Questo fatto segna la fine della dominazione vescovile in Biella. La città, infatti, nel 1379 si faceva accogliere sotto la tutela del Conte Verde per una durata di trent'anni, passando così sotto la signoria di casa Savoia. Il sec. XV è un secolo di perfetta tranquillità, toltane la breve lotta, più giudiziaria che altro, fra Biella e Andorno per il mercato settimanale; ma il secolo seguente s'apre sotto ben tristi auspici. Biella partecipa anch'essa del disagio comune del Piemonte per l'occupazione alternativa di Francesi e Spagnoli, ma peggio fu quando venne occupata stabilmente dalle truppe del Brissac. Solo la vittoria di S. Quintino riportava Biella sotto la dominazione sabauda, della quale ben presto risentì i benefici con la concessione del collegio dei giureconsulti da parte di Emanuele Filiberto (1577) e l'elevazione a città capoluogo di provincia per opera di Carlo Emanuele I (1622). La prosperità fu tuttavia di breve durata: nel 1647 una massa di Spagnoli entrò nella città sottoponendola a un terribile saccheggio, e portando la desolazione anche in tutta la provincia.
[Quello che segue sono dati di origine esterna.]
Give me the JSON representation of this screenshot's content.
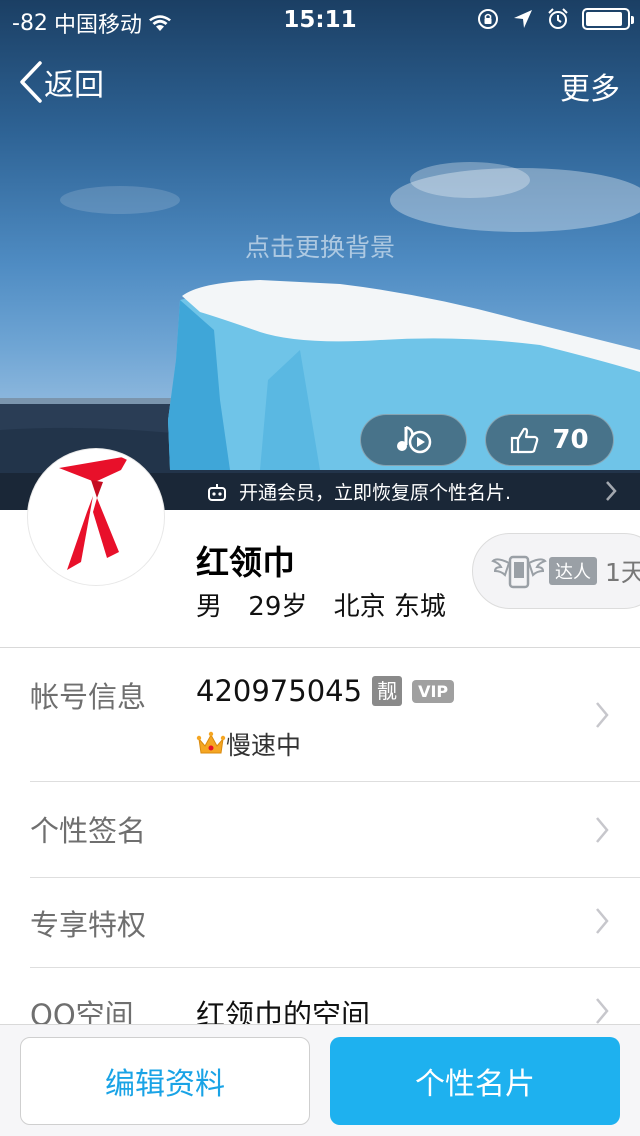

Fu nuovamente occupata dai Francesi nel 1704, ma non ebbe a subire gravi danni all'infuori delle imposizioni di guerra: la battaglia di Torino la liberava di nuovo. Nel 1772 fu eretta in vescovado per interessamento di Carlo Emanuele III. Da allora in poi seguì tutte le vicende del Piemonte: fu occupata dai repubblicani francesi nel 1798, poi dagli Austro-Russi, e dopo Marengo fu incorporata alla Francia, fino a quando il congresso di Vienna non riunì Biella alla corona dei Savoia.
Bibl.: P. Sella, Statuta communis Bugellae et doc. adiecta, voll. 2, Biella 1904 e Statuti di Biella secondo il codice originale del 1245, in Documenti biellesi, nella Biblioteca storica subalpina, XXXIV, Pinerolo 1909; C. Poma, Gli statuti del Comune di Biella, 6ª ed., Biella 1885; G. T. Mullatera, Memorie cronologiche e corografiche della città di Biella, Biella 1778, 2ª ed., Biella 1902; S. Pozzo, Biella, memorie storiche e industriali, Biella 1881; A. Roccavilla, L'arte nel biellese, Biella 1905; F. Gabotto, Biella e i vescovi di Vercelli, in Arch. Stor. Ital., 1896, serie V, XVII-XVIII; L. Schiapparelli, Origine del comune di Biella, in Mem. Acc. Scienze Torino, 1896; P. Sella, Legislazione statuaria biellese, Milano 1908; G. Vescovini, La vicinia di Biella, in Boll. Stor. Prov., Novara 1925; A. Tallone-Borello, Le carte dell'Archivio Comunale di Biella, in Bibl. Soc. Stor. Sub., CIII, CIV, CVI, Voghera 1927-30; M. Rosazza, Il Biellese ai tempi di Emanuele Filiberto, in Lo Stato Sabaudo al tempo di Emanuele Filiberto, II, (Bibl. Soc. Stor. Sub., CVIII), Torino 1928.